Seperti kejadian sehari-hari sebagai pelajar, ketika
guru memberikan materi setelah per kompetensi dasar) atau per standar
kompetensi, guru wajib memberikan kuis/ujian. Akan tetapi umumnya materi yang
diberikan guru di sekolah tidak detail atau dalam bahasa lainnya tidak sesuai
materi/lain dari materi/belum pernah dipelajari. Padahal kuis yang diberikan
itu adalah bagian terkecil dari materi yang sengaja tidak disampaikan agar
muridnya mencari dan mendalami hal lain terkait materi yang disampaikan secara
umum dan itu didapat dengan usaha membaca.
Perkara lain, akibat malas membaca ketika menghadapi
ujian bahasa. Seperti kita ketahui, ujian bahasa Indonesia hampir seratus
persen berisi memahami bacaan/wacana, setiap soal akan menjadi bumerang bagi
kita. Lain halnya dengan orang yang beruntung, jawaban ‘cap-cip-cup’ atau
hitung kancing seragam.
Teknik Membaca
Sebuah ilustrasi: Si Suka dan Si Cinta adalah murid
yang sama-sama pandai di sekolah. Mereka diberi tugas dua lembar kertas oleh
guru. Selembar berisi artikel 80 kata dan selembar lagi berisi pertanyaan dan
kolom jawaban terkait artikel tersebut. Dengan waktu 2-3 menit mereka harus
menyelesaikan tugas itu.
Diketahui hasil kerja mereka setelah waktu yang
ditentukan, bahwa si Suka tak mampu menyelesaikan tugas itu, padahal si Suka
sudah menelaah dengan membaca berulang-ulang untuk menjawab pertanyaannya.
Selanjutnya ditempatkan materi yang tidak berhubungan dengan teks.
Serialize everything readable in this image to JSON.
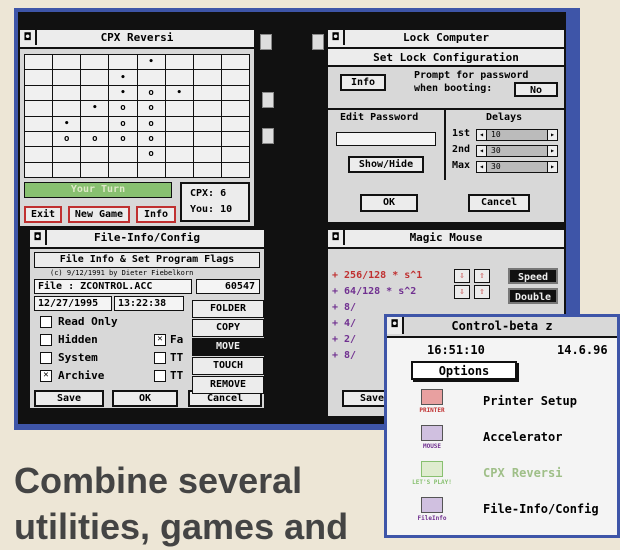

Mengapa dikatakan belum berhasil/tuntas? Sedangkan si Cinta dapat menyelesaikan
tugas itu dengan tuntas. Hal ini terjadi karena si Cinta paham akan teknik
membaca cepat.
Ada beberapa kebiasaan buruk yang menjadi penghambat
membaca cepat, seperti membaca dengan bersuara dan gerakan bibir komat-kamit
(walaupun tak bersuara), gerakan kepala dan menunjuk sepanjang kata dengan
jari, regresi (mengulang-ulang). Semuanya itu adalah ‘pemakan waktu’ yang tidak
pernah kenyang dan waktu selalu habis sia-sia.
Ada satu teori bahasa,
bahwa kecepatan membaca seorang dikatakan standar jika mampu membaca 300 kata
per menit dengan tingkat pemahaman minimal 75%. Dengan rumus dasar: jumlah kata
per menit dikalikan persentase pemahaman maka dihasilkan kata per menit.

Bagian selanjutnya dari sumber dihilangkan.